Coimmunoprecipitation of NSP2, NSP5, and tag-VP1. (A) Western blot of cellular extracts (lanes 1 to 3) or anti-NSP5 immunoprecipitates (lanes 4 to 6) derived from cells transfected with NSP2, NSP5, and tag-VP1 and DSP cross-linked. (B) Western blot of cellular extracts (lanes 1 to 6) or anti-tag immunoprecipitates (lanes 7 to 12) derived from cells transfected with NSP2, NSP5, and tag-VP1, DSP cross-linked (lanes 4 to 6, 10 to 12) or non-cross-linked (lanes 1 to 3, 7 to 9).
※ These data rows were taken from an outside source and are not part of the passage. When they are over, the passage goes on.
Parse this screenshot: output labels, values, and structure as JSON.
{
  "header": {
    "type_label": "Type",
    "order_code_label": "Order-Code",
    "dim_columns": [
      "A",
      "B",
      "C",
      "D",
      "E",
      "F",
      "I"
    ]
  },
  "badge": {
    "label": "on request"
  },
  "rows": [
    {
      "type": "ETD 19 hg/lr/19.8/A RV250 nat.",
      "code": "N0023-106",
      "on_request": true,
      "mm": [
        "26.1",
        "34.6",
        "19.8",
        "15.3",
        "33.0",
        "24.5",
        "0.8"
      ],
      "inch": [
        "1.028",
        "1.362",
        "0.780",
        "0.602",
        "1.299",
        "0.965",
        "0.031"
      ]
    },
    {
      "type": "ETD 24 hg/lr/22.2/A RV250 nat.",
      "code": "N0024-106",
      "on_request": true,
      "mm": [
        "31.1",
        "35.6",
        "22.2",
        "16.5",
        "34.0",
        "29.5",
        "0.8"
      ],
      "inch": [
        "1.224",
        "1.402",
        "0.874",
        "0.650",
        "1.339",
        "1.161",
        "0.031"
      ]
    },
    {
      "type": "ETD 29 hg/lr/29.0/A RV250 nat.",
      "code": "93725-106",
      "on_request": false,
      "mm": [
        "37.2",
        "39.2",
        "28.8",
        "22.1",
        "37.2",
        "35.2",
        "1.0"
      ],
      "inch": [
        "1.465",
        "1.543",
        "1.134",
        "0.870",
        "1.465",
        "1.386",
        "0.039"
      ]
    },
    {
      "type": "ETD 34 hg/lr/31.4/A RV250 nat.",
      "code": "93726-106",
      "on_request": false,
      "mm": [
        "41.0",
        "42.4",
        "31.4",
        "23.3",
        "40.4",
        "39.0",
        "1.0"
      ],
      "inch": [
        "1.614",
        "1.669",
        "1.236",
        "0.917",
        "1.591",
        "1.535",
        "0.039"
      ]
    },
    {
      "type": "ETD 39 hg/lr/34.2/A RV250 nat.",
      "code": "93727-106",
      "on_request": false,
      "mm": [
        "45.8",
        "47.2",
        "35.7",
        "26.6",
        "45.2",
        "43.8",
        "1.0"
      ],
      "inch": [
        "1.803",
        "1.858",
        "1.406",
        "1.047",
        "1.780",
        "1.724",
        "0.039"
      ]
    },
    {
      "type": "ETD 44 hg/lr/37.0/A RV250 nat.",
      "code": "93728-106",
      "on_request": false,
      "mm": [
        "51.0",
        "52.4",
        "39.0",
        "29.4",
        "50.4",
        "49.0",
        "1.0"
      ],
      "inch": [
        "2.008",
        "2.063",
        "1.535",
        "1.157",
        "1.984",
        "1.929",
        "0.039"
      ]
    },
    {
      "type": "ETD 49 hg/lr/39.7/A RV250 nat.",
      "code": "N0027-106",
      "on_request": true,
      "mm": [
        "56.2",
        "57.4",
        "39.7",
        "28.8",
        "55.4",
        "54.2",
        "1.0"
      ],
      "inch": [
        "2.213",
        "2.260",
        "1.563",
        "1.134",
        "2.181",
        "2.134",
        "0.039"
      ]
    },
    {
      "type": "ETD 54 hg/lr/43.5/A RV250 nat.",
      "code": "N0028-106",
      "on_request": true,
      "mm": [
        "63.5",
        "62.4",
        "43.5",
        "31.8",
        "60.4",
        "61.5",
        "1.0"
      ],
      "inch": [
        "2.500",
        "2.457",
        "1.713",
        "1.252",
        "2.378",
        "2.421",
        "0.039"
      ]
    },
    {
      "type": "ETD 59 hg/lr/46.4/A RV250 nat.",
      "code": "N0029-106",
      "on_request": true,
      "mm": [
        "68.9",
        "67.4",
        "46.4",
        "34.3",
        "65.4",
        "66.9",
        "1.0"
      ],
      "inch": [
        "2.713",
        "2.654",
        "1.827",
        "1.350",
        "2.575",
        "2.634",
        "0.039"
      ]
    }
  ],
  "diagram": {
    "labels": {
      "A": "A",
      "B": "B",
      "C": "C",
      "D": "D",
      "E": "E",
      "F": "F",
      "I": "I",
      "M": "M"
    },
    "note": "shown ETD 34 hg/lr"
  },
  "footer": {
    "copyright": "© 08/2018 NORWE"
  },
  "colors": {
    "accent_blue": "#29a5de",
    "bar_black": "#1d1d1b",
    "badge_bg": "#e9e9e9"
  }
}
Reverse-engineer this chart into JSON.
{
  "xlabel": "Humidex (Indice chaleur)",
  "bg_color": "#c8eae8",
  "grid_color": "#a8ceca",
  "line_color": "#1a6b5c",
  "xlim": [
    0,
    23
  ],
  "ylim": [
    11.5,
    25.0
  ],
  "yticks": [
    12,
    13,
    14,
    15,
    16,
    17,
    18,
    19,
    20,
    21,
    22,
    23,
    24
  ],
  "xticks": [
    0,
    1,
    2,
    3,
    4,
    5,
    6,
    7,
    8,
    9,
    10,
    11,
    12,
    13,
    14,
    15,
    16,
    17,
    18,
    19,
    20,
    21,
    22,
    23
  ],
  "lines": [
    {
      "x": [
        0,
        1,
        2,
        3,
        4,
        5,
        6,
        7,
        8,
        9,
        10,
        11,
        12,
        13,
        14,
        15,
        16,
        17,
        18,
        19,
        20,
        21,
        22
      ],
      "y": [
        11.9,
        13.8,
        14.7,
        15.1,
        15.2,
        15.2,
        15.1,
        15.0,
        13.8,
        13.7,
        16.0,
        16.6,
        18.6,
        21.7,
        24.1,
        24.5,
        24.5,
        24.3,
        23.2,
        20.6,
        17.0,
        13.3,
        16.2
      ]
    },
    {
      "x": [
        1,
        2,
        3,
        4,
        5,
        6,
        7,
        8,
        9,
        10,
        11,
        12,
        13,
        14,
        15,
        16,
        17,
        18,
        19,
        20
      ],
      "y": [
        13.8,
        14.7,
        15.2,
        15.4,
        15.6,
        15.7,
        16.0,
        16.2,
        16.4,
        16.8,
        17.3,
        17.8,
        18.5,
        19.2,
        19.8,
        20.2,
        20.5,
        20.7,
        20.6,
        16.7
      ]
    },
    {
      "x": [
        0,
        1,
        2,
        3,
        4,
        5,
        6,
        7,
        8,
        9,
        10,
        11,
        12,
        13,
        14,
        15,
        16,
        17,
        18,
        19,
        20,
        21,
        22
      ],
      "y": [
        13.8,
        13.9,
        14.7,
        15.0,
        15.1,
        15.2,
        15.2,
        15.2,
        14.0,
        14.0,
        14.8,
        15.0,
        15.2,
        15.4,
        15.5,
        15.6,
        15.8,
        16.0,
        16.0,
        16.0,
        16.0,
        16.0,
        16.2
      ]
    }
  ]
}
Upper, middle, and lower parts of the blots were cut and reacted with anti-tag, anti-NSP2, or anti-NSP5 antibodies, respectively.

FIG. 8.

Effects of DSP cross-linking and tag-VP1 on NSP5 hyperphosphorylation. (A) Western blot (WB) analysis of the soluble (sol.) (left panel, lanes 1 to 3) and insoluble (insol.) (right panel, lanes 4 to 6) fractions derived from extracts of DSP-cross-linked cells transfected with and expressing the genes, as indicated. (B) Western blot of the soluble fractions of non-cross-linked cells. Upper, middle, and lower parts of the blots were cut and reacted with anti-tag, anti-NSP2, or anti-NSP5 antibodies, respectively.

FIG. 9.

Interaction of VP1 with NSP5 mutants. (A) Diagram of NSP5 mutant constructs used. (B to D) Western blots of DSP-cross-linked cellular extracts or immunoprecipitates of cells cotransfected with wild-type (wt) VP1 (B) or tag-VP1 (C and D) and NSP5 or NSP5 mutants, as indicated. (E) Western blot of non-DSP-cross-linked cellular extracts or immunoprecipitates derived from cells cotransfected with tag-VP1 and either wt NSP5 or the mutant ΔC48.